Hanks Lab Identifies Immunotherapy Resistance Mechanism

While immunotherapy has substantially improved outcomes for many patients, the majority do not benefit.

Currently available immunotherapies — treatments designed to boost the immune system’s ability to kill cancer — in most cases either don’t work at all, or work, then stop working. The various mechanisms driving why this happens are not fully understood.

Led by Brent Hanks, MD, PhD, The Hanks Lab at Duke Cancer Institute, is directed at figuring out why this “immunotherapy resistance” is happening.

They’ve published extensively on how certain biochemical and metabolic pathways, within the tumor microenvironment, are able to evade or resist these immunotherapies. Their goal is to eventually develop new drugs or deploy existing ones to overcome this resistance. (Learn More: "Overcoming Resistance")

The lab’s latest study — A Tumor-intrinsic PD-L1-NLRP3 Inflammasome Signaling Pathway Drives Resistance to Anti-PD-1 Immunotherapy — was published in the Journal of Clinical Investigation on April 13. Balamayooran Theivanthiran, PhD, with the Hanks Lab, is the first author and Hanks is the corresponding author on this study, which was conducted in collaboration with The Nixon Lab, other DCI colleagues, two investigators with Vanderbilt University Medical Center and a researcher with Lineberger Comprehensive Cancer Center.

By conducting laboratory experiments on cells in culture as well as in mouse models, and by analyzing human tumor tissue and plasma from patients undergoing immunotherapy, the team found a signaling pathway within melanoma and other types of cancer that thwarts the functioning of anti-PD-1 checkpoint inhibitors (a particular kind of immunotherapy).

Immune checkpoints, in general, are mechanisms that keep the immune system in balance — preventing the body’s immune system from attacking healthy tissue, which can be exploited by cancer. Cancer cells, like healthy cells, have PD-L1 proteins on their surface that interact with a protein called PD-1 on the immune system’s T cells and tell them not to attack. They’re supposed to block this process on T cells, so that the cancer cells do come under attack.

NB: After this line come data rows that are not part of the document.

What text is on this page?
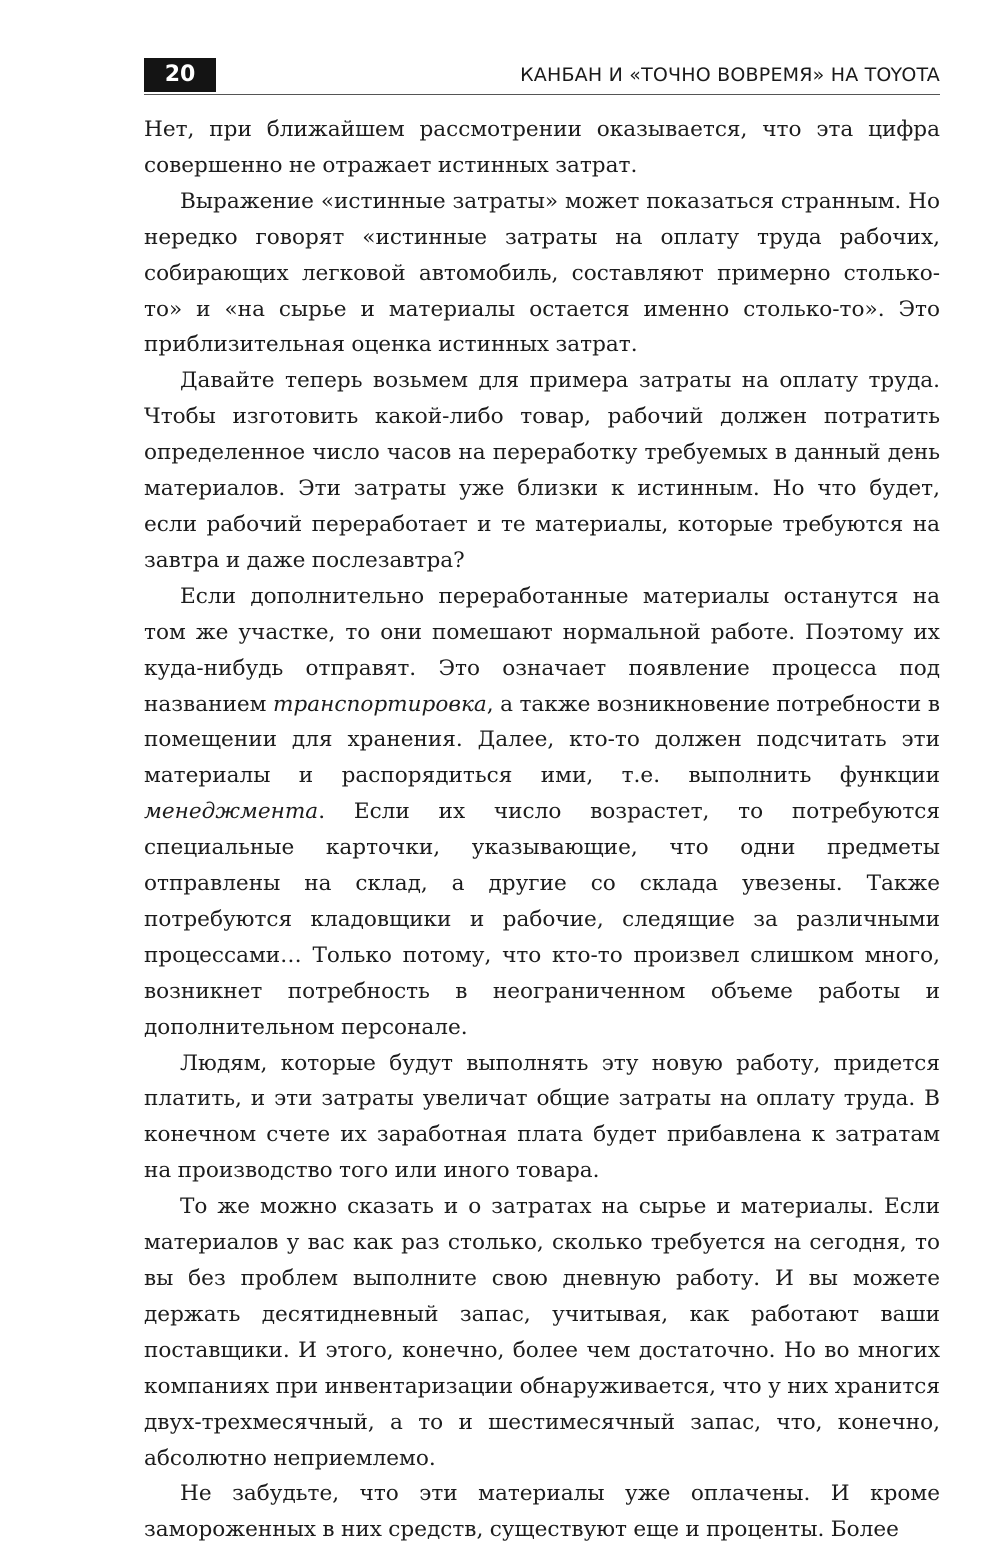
20	КАНБАН И «ТОЧНО ВОВРЕМЯ» НА TOYOTA

Нет, при ближайшем рассмотрении оказывается, что эта цифра совершенно не отражает истинных затрат.

Выражение «истинные затраты» может показаться странным. Но нередко говорят «истинные затраты на оплату труда рабочих, собирающих легковой автомобиль, составляют примерно столько-то» и «на сырье и материалы остается именно столько-то». Это приблизительная оценка истинных затрат.

Давайте теперь возьмем для примера затраты на оплату труда. Чтобы изготовить какой-либо товар, рабочий должен потратить определенное число часов на переработку требуемых в данный день материалов. Эти затраты уже близки к истинным. Но что будет, если рабочий переработает и те материалы, которые требуются на завтра и даже послезавтра?

Если дополнительно переработанные материалы останутся на том же участке, то они помешают нормальной работе. Поэтому их куда-нибудь отправят. Это означает появление процесса под названием транспортировка, а также возникновение потребности в помещении для хранения. Далее, кто-то должен подсчитать эти материалы и распорядиться ими, т.е. выполнить функции менеджмента. Если их число возрастет, то потребуются специальные карточки, указывающие, что одни предметы отправлены на склад, а другие со склада увезены. Также потребуются кладовщики и рабочие, следящие за различными процессами… Только потому, что кто-то произвел слишком много, возникнет потребность в неограниченном объеме работы и дополнительном персонале.

Людям, которые будут выполнять эту новую работу, придется платить, и эти затраты увеличат общие затраты на оплату труда. В конечном счете их заработная плата будет прибавлена к затратам на производство того или иного товара.

То же можно сказать и о затратах на сырье и материалы. Если материалов у вас как раз столько, сколько требуется на сегодня, то вы без проблем выполните свою дневную работу. И вы можете держать десятидневный запас, учитывая, как работают ваши поставщики. И этого, конечно, более чем достаточно. Но во многих компаниях при инвентаризации обнаруживается, что у них хранится двух-трехмесячный, а то и шестимесячный запас, что, конечно, абсолютно неприемлемо.

Не забудьте, что эти материалы уже оплачены. И кроме замороженных в них средств, существуют еще и проценты. Более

However, in melanoma, where these checkpoint inhibitors are more commonly used, only about 40% of patients will have a positive response to these therapies. Some of those patients’ tumors will develop resistance to treatment. This is called adaptive, or secondary resistance.

Anti-PD-1 immunotherapies like nivolumab and pembrolizumab, are also often used in the treatment of lung and kidney cancer, and several other types of malignancies.

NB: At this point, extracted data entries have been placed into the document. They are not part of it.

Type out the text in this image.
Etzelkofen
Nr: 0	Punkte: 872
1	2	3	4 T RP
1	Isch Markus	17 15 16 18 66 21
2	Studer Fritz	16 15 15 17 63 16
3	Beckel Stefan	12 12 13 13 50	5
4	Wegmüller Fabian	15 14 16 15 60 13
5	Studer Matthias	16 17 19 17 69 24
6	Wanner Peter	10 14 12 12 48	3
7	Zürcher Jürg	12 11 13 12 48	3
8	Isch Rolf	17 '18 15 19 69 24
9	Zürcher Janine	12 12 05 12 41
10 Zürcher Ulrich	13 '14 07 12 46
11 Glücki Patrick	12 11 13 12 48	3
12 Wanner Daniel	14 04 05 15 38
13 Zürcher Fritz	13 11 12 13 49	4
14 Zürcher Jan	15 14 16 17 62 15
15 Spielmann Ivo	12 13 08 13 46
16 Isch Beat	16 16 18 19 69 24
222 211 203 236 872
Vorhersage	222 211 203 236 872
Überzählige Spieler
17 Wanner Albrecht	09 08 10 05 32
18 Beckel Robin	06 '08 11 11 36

In the aforementioned Journal of Clinical Investigation study, the team detailed just how the PD-L1-NLRP3 inflammasome signaling pathway drives resistance to anti-PD-1 immunotherapy.

Study co-author Nicholas C. DeVito, MD, with Hanks and Theivanthiran, wrote an explanatory Tweetorial on the findings last week.

The team demonstrated that a PD-L1-NLRP3 inflammasome signaling pathway leads to a build-up of immune-suppressing cells called myeloid-derived suppressor cells (MDSC) in tumors. They described this mechanism in mice and in human patients that had developed adaptive resistance to anti-PD-1 therapy, and in cancer models of lung and kidney cancer as well. Like immune checkpoints, this is yet another way cancers use normal immune suppressing responses to their advantage, as the MDSCs promote tumor growth and evasion of the immune system.

“MDSCs are recruited by the tumor to suppress T cell responses and have been associated with lack of response to checkpoint inhibition, though just how recruitment is triggered by the tumor and how MDSCs interfere with immunotherapy is unclear,” said DeVito. “Altogether these data indicate an adaptive mechanism of anti-PD-1 resistance, where tumor cell pyroptosis (a form of tumor cell death) leads to MDSC recruitment through a PD-L1-NLRP3-dependent signaling cascade.”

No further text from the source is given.